Remember when you were a teenager and the weekends were your chance to catch up on all that sleep you missed during the week? If you were a normal teenager at a normal school, you probably missed sleep during the week because of all the fun social activities you had and the fact that school started too early in the morning. If you were a nerd like me, at a nerd school, it was because you had about 5 hours of homework a night and a calculus teacher that insisted your calculus homework should only take half an hour because that’s how long it took her to do it. I digress.
It turns out that a major imbalance in sleep between weekdays and weekends for adolescents is not a good thing at all. This shift in sleep is something researchers call “social jet lag”. A paper from the labs of Ron Dahl and Erika Forbes was just released in Biological Psychology with results from a study showing that brain structures of adolescents with this kind of sleep imbalance just don’t respond as much to monetary rewards as adolescents with a more consistent sleep pattern across the week. They found that this lack of response had more to do with the shift in sleeping time rather than the total number of hours slept – in other words, it wasn’t just sleep deprivation that was associated with the change in brain function.
Why do we care if teenagers’ brains don’t respond to reward? It’s associated with a lot of bad outcomes, including increased risk-taking behaviours, substance abuse, and even mood disorders like depression.
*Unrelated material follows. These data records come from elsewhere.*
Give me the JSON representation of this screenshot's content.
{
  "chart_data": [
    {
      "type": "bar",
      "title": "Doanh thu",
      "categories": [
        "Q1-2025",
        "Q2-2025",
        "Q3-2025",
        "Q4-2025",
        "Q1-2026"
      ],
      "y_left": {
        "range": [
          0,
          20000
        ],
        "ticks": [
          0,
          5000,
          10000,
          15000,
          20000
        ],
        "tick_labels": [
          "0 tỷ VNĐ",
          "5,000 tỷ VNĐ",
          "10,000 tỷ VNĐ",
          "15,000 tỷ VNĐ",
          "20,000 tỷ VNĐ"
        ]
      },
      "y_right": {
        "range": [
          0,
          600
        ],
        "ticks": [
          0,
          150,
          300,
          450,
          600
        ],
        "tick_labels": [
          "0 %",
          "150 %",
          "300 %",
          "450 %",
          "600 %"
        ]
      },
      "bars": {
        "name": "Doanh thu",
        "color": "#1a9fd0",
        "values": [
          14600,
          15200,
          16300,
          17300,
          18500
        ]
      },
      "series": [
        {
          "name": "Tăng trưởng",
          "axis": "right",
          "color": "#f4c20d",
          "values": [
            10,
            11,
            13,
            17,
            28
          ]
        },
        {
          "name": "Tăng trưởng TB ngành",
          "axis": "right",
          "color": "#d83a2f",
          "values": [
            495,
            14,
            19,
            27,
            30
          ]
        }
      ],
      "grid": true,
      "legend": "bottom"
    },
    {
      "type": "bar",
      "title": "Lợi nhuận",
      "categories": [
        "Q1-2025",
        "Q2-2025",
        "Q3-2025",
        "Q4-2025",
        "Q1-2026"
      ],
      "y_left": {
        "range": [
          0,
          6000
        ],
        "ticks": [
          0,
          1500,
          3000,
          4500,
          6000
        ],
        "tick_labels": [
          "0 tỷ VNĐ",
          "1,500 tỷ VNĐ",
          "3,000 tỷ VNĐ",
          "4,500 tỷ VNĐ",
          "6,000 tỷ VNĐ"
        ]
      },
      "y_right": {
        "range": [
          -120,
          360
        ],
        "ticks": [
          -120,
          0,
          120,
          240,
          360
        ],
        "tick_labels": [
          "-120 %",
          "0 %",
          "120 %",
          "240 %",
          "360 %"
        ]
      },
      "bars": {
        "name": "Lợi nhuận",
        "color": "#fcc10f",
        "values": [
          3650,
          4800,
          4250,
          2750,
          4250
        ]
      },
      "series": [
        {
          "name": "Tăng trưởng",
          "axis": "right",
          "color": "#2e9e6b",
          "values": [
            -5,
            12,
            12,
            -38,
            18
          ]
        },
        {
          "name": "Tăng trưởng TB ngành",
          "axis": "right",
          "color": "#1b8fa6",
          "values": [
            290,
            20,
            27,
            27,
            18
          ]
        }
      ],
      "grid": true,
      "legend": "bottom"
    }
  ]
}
Previous studies have shown that social jet lag in adolescents has been linked to these sorts of behaviours, but this study is the first to show a neural basis for the association.
However, this study only looked at the kids at one point in time, so the authors do point out that we can’t be sure if the sleep problems were causing the lack of brain response, or if the lack of response to reward meant that adolescents were looking for bigger “thrills” by staying up late on the weekends. We need more longitudinal research to answer these kinds of questions, i.e., studies that follow up kids over a number of years.
These guys consistently put out top-quality research informing our knowledge of adolescent development so it’s great to see some work by them supporting the importance of sleep hygiene (i.e., good sleeping habits) in this age (although I should disclose a conflict of interest in that my lab is currently collaborating on a sleep intervention trial with Ron Dahl).